Oligomannose structures of gp120 expressed in GnT I-deficient HEK 293S cells. MALDI-MS of N-linked glycans with the region of the spectra between m/z 1370 and 1945 displayed with a 5-fold magnification.

Fig. 7

Serum reactivity of animals immunized with ΔMnn1 (▪) and WT (▲) to the envelope glycoform array. ELISA plates were coated with equal amounts of glycoform-specific variants of gp120_BaL expressed in: HEK 293T cells (A), HEK 293T cells grown in the presence of kifunensine (B), HEK 293T cells grown in the presence of kifunensine, with gp120 then cleaved with ER α-mannosidase I (C) or GnT I-deficient HEK 293S (Lec1) cells (D).
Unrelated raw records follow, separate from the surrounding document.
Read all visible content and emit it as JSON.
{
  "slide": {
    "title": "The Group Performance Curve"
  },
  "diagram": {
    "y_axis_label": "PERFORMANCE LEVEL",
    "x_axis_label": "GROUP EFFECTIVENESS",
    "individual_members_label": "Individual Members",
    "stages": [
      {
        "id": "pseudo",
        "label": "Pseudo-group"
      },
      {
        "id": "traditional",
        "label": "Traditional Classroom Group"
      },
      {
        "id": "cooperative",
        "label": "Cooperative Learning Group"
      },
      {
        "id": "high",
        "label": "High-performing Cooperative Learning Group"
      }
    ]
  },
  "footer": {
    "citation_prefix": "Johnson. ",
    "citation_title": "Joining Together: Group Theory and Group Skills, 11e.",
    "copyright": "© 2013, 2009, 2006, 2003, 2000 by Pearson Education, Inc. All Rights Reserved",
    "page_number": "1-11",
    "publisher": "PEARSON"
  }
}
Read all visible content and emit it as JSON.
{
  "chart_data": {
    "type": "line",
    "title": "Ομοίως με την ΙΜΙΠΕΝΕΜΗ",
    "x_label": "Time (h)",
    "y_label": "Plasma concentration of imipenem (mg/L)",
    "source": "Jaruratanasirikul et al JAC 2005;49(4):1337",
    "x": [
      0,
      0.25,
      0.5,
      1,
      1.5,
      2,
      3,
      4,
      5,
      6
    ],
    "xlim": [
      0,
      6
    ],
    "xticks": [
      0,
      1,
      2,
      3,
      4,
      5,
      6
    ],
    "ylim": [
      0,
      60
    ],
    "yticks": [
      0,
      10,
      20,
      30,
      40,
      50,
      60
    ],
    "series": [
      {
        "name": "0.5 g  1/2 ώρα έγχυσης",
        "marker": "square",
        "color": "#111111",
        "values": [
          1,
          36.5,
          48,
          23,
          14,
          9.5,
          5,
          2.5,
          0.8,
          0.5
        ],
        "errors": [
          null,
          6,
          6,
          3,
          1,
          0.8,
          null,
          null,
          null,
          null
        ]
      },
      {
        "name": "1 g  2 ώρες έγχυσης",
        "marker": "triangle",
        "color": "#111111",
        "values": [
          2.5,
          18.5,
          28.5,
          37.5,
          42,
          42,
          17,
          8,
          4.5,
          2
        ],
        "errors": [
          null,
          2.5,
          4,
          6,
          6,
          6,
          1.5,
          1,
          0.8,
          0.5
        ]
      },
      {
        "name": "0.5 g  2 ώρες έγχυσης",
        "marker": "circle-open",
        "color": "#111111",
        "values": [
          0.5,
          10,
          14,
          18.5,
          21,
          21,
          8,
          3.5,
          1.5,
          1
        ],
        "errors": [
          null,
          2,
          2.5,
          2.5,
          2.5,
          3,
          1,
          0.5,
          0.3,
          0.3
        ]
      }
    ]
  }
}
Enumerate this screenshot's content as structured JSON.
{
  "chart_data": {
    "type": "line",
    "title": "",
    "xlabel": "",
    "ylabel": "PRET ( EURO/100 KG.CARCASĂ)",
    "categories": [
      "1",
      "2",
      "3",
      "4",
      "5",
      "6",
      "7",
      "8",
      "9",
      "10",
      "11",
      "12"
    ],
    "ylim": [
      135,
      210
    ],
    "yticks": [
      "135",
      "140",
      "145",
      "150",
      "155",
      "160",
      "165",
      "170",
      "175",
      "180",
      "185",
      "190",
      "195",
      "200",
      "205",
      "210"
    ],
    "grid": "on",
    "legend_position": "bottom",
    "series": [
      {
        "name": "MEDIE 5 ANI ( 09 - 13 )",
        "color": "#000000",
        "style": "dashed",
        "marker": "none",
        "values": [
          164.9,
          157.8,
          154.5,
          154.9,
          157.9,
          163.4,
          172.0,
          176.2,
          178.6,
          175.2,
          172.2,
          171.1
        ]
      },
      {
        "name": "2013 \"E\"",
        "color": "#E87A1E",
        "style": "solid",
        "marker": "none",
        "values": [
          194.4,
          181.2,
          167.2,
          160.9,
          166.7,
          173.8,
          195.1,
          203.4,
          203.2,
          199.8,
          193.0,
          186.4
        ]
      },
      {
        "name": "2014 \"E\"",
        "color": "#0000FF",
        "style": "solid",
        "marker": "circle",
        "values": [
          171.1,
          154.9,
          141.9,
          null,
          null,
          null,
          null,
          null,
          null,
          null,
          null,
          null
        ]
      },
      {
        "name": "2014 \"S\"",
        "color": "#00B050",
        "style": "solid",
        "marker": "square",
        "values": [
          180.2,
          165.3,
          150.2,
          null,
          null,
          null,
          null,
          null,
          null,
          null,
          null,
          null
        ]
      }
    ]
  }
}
Sera from WT and ΔMnn1 immunizations were assayed for binding in serial dilution. Corresponding serum pre-bleed reactivity is indicated for both ΔMnn1 (□) and WT (△). Each data point is the mean for n = 4 animals. Assay repeated three times.

Fig. 8

Binding to neoglycolipid array. Serum and 2G12 was probed against a neoglycolipid array. The reactivity of 2G12 to Manα1→2Man terminating glycans is evident (A) but only in those glycans with an exposed D1 arm (for example, Man₉GlcNAc₂ and Man_7(D1)GlcNAc₂ but not Glc₁Man₉GlcNAc₂). The binding of a representative serum from each of the ΔMnn1 (B) and WT (C) groups is included for comparison and to validate the assay in comparison with serum analyzed on the CFG array. The marked reactivity of the WT but not ΔMnn1 to the Manα1→3Man terminating structure is consistent with the deletion of this motif in the ΔMnn1 immunogen. The overall pattern of relative reactivities of ΔMnn1 more closely resembles that of 2G12 than does WT serum. GlcNAc is abbreviated to GN and AO, aminoxy linker.

Fig. 9

Molecular basis of 2G12-carbohydrate recognition. Glycans are represented in sticks and the protein surface in gray. (A) The crystal structure of 2G12 in complex with Man₉GlcNAc₂ (Calarese et al. 2003). (B) The crystal structure of 2G12 in complex with the D3-terminating glycan, Man(D3)α1→2Manα1→6[Manα1→2Manα1→3]Man (green) (Calarese et al. 2005) with the remaining saccharide residues generated by docking the solution-state NMR structure of Man₉GlcNAc₂ onto the reducing terminal mannose (cyan). (C) The crystal structure of 2G12 in complex with Manα1→2Man (yellow) (Calarese et al. 2003). (D) The Manα1→3Man terminal residue of a hybrid-type glycan (cyan) docked onto the crystal structure of 2G12 in complex with Manα1→2Man using the most abundant torsion angles (Petrescu et al. 1999; Wormald et al. 2002).